El legislador provincial Walter Berarducci cuestionó con dureza la gestión de la intendenta de San Miguel de Tucumán, Rossana Chahla, y puso el foco en uno de los principales componentes del presupuesto municipal: el servicio de recolección y tratamiento de residuos.
Durante una entrevista con Ana Pedraza y Gabriel Sanzano en La Tucumana de Mañana, por FM latucumana 95.9, el dirigente de Compromiso Tucumán calificó a la administración capitalina como “mala, pobre e incumplidora”. Su crítica apuntó, entre otros aspectos, a la promesa de transformar la ciudad en 180 días.
Berarducci cuestionó las prioridades de la Municipalidad y sostuvo que la gestión concentra esfuerzos en “alimentar egos e imagen en redes sociales”, mientras persisten problemas vinculados con “la transitabilidad, la limpieza y los derrames de líquidos cloacales”.
El legislador también analizó la reciente ampliación presupuestaria aprobada por el Concejo Deliberante capitalino. Según su lectura, la modificación expuso problemas de previsión en el cálculo inicial de los recursos y gastos del municipio.
Uno de los puntos centrales de su planteo fue el dinero destinado a la higiene urbana. San Miguel de Tucumán presupuestó $110.000 millones para la gestión de residuos durante 2026, una cifra equivalente al 31,5% del presupuesto municipal, según los datos consignados en la ordenanza presupuestaria.
La proporción supera con amplitud los valores registrados en otros municipios. Un estudio sobre el costo de los residuos sólidos urbanos en 29 ciudades ubicó el promedio del interior del país en 13,7% y el del conurbano bonaerense en 13,12%. Incluso La Plata, que presentó el porcentaje más alto de esa muestra, llegó al 20,61%.

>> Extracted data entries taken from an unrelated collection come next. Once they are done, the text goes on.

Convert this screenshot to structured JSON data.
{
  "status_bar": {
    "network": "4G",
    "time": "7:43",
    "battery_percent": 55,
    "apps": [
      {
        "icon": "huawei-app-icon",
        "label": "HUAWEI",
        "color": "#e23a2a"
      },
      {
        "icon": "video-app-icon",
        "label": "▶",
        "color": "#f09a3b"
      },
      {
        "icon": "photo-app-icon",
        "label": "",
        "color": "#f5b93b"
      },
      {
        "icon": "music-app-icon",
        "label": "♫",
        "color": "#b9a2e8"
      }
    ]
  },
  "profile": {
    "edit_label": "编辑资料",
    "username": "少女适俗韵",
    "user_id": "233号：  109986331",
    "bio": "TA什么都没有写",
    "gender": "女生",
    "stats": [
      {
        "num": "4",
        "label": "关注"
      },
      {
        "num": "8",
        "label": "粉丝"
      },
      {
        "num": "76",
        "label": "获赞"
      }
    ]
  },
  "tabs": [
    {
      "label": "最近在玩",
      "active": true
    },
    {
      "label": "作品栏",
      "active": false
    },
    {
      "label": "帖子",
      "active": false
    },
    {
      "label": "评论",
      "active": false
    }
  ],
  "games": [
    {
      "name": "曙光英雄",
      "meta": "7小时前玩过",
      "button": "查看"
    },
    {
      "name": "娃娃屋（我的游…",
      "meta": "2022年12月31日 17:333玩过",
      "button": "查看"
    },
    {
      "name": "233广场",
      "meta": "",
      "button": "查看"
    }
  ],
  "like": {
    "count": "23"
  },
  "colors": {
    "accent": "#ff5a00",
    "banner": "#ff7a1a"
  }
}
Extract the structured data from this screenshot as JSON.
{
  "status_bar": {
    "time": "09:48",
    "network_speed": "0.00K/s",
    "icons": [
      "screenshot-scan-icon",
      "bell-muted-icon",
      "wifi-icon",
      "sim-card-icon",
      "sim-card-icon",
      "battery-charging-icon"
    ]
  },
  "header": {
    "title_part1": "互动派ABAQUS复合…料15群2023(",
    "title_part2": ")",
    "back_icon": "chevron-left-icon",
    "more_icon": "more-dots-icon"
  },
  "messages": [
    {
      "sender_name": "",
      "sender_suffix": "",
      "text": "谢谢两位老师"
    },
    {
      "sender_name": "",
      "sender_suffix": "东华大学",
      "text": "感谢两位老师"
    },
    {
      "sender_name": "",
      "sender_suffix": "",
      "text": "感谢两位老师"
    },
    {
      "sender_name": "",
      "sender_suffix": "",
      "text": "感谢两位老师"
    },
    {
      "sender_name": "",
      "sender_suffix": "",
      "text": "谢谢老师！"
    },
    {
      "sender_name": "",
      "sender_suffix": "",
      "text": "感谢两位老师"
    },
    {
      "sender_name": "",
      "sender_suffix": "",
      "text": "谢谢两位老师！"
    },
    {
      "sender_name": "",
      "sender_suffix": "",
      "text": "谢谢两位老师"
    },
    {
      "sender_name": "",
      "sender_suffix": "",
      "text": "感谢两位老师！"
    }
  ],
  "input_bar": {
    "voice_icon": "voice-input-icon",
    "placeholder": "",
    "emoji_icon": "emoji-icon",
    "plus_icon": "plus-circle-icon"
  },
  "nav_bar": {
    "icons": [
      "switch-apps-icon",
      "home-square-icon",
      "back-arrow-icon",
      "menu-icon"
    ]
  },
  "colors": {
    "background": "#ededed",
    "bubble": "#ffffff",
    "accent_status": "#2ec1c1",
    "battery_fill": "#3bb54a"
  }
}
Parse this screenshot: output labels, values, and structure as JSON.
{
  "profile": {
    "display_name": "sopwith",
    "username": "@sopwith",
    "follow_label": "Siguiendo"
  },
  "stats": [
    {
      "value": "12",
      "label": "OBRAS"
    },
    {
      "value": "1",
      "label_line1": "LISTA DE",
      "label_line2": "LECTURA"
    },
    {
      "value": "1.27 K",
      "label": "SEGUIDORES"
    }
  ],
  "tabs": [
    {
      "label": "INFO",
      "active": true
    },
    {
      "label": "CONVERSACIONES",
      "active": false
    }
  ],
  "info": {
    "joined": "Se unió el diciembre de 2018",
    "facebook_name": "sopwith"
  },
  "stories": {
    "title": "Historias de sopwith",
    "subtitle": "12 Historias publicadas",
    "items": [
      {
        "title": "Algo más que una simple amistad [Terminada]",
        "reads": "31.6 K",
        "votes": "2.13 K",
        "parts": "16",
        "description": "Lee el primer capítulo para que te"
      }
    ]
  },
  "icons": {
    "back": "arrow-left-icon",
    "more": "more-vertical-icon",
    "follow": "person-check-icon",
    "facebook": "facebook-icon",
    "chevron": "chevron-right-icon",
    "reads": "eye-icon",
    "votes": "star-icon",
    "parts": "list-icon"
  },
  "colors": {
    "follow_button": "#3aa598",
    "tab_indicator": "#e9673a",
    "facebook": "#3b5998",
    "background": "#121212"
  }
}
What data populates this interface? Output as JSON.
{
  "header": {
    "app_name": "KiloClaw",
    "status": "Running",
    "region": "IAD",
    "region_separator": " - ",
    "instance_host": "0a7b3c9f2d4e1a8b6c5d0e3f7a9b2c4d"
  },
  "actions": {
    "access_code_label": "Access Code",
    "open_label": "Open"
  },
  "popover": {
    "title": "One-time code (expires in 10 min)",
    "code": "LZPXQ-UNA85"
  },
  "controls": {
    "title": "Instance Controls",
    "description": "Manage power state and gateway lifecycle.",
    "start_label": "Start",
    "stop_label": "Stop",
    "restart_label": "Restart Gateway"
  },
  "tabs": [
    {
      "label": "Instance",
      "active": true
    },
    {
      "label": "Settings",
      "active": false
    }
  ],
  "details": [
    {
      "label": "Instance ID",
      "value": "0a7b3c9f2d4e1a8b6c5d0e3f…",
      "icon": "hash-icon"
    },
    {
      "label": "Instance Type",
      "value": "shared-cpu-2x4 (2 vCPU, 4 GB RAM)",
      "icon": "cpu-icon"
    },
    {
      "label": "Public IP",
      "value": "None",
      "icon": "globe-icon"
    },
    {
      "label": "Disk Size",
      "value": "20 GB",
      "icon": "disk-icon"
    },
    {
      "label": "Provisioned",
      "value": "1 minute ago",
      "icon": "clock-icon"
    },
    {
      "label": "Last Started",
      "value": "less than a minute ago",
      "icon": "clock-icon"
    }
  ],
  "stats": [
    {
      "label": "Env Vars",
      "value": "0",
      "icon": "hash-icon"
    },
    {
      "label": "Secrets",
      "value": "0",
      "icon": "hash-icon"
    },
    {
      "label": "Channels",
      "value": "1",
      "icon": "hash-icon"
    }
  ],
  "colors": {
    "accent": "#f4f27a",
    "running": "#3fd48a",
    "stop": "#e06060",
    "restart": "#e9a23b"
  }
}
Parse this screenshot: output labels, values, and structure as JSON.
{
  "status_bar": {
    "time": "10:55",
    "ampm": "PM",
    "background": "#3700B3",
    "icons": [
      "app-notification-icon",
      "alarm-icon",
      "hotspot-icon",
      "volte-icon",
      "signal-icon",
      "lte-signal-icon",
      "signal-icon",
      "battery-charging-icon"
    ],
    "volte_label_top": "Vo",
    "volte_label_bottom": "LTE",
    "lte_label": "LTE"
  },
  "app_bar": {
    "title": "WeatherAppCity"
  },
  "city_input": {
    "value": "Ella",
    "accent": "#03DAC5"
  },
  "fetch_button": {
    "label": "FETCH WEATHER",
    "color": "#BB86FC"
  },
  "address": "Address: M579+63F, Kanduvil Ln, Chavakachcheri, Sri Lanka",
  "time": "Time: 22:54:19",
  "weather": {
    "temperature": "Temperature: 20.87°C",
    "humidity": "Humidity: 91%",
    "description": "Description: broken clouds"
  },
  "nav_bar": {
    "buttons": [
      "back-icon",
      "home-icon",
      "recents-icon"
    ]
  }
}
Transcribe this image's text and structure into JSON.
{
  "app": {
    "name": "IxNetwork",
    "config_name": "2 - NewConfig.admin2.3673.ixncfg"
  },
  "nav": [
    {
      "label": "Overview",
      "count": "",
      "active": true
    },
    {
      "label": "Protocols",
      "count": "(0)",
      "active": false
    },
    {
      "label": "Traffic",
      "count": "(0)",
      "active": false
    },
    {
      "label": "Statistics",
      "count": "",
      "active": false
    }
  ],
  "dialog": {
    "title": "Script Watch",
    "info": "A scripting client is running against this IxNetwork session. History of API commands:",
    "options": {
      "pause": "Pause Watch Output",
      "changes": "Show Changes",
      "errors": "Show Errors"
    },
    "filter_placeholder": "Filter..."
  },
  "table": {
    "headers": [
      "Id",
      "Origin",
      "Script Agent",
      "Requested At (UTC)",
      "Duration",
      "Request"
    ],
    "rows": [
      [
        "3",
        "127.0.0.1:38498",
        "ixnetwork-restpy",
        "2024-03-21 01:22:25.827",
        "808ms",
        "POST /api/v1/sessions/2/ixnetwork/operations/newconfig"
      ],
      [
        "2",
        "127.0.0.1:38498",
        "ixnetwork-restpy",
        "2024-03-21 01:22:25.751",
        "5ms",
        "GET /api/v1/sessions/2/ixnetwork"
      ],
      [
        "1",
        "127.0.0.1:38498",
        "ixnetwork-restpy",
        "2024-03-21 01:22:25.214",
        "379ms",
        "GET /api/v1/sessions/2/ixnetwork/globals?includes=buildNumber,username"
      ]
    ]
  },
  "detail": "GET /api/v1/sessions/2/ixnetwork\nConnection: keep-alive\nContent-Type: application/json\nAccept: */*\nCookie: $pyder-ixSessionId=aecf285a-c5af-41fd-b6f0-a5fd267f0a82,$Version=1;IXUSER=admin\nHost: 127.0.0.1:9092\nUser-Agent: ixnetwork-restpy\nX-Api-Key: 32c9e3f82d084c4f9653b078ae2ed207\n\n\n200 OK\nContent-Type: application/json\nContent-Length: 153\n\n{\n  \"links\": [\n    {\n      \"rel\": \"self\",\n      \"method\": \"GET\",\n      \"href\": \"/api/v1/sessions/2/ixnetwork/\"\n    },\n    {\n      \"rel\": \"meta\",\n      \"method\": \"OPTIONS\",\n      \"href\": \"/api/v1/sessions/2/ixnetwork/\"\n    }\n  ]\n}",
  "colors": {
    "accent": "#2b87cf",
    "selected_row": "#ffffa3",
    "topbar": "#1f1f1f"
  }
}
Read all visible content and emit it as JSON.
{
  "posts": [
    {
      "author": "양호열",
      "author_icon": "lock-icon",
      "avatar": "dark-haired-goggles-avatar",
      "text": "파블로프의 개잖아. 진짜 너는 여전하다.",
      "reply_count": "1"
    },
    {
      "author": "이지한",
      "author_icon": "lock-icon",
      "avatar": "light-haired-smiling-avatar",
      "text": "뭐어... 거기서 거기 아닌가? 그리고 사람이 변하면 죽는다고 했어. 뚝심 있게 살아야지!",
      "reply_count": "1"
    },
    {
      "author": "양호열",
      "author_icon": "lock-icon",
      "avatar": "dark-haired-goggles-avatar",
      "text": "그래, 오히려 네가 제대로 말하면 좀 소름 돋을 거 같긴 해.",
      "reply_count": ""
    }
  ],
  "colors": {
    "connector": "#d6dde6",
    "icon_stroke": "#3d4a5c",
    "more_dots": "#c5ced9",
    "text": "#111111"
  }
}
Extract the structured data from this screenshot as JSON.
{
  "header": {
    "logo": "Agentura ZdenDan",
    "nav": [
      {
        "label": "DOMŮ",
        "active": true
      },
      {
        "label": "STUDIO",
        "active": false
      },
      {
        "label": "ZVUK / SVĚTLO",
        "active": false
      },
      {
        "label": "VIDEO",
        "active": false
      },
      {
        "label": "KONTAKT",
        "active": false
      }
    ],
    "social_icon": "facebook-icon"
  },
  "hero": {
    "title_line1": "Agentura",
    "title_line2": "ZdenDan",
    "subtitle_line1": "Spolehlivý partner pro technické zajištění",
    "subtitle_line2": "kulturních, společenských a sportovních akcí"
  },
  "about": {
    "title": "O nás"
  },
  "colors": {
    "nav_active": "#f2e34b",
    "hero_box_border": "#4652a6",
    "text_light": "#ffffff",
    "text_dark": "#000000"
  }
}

Para Berarducci, el nivel de gasto no se corresponde con el resultado que reciben los vecinos. “Está gastando 10.000 millones mensuales y yo te diría que con 10.000 millones mensuales la ciudad tendría que estar brillando”, afirmó.
El legislador también planteó una comparación con Córdoba. San Miguel de Tucumán dispone de un presupuesto municipal por habitante considerablemente menor, pero el gasto en residuos representa una porción mucho mayor de sus recursos. La diferencia condiciona el dinero disponible para otras áreas, como obras de infraestructura, mantenimiento de espacios públicos y participación vecinal.
La oposición y el acercamiento a La Libertad Avanza
Berarducci también se refirió al nuevo escenario político de la oposición tucumana y a los movimientos de dirigentes que durante años enfrentaron al oficialismo provincial.
En ese marco, mencionó los acercamientos de Germán Alfaro y Domingo Amaya al espacio que conduce el gobernador Osvaldo Jaldo. Para el dirigente de Compromiso Tucumán, mantener una postura opositora requiere una decisión política clara.
“Hay que tener fuerza para ser opositor porque el calor del poder siempre es más lindo que estar lejos del poder”, sostuvo.
El legislador también reclamó autocrítica a quienes dejaron el gobierno municipal después de la derrota electoral que terminó con el ciclo de Alfaro al frente de la Capital.
Sobre las próximas elecciones, Berarducci planteó la necesidad de construir un frente opositor amplio. En esa línea, confirmó que mantuvo una reunión con Lisandro Catalán, referente de La Libertad Avanza en Tucumán, hace aproximadamente dos meses y medio.
El encuentro fue informal y, según explicó, no incluyó una propuesta electoral concreta. Berarducci consideró que la oposición debe avanzar primero en acuerdos sobre un programa de gobierno y después discutir los nombres que ocuparán las candidaturas.
Críticas a la transparencia de la Legislatura
Durante la entrevista, el legislador también expresó preocupación por el nivel de conocimiento que existe entre los tucumanos sobre el funcionamiento de la Legislatura. Hizo referencia a encuestas que señalan que el 65% de los ciudadanos desconoce el rol del Poder Legislativo.
Berarducci vinculó ese desconocimiento con un problema más amplio: la falta de información pública dentro del propio Estado.
“Soy parte de un poder y no sé efectivamente la nómina y la cantidad de personal que está afectado a este poder. Hay un déficit de transparencia y de acceso a la información pública muy grande”, denunció.
El dirigente explicó que en su propio despacho trabajan entre 16 y 17 personas y sostuvo que los dirigentes deben recuperar la capacidad de generar acuerdos para atender las principales demandas de la sociedad.
La crítica a la administración capitalina quedó así vinculada con un planteo más amplio de Berarducci: presupuesto, transparencia y prioridades de gestión aparecen como los principales puntos sobre los que la dirigencia tucumana deberá rendir cuentas ante los ciudadanos.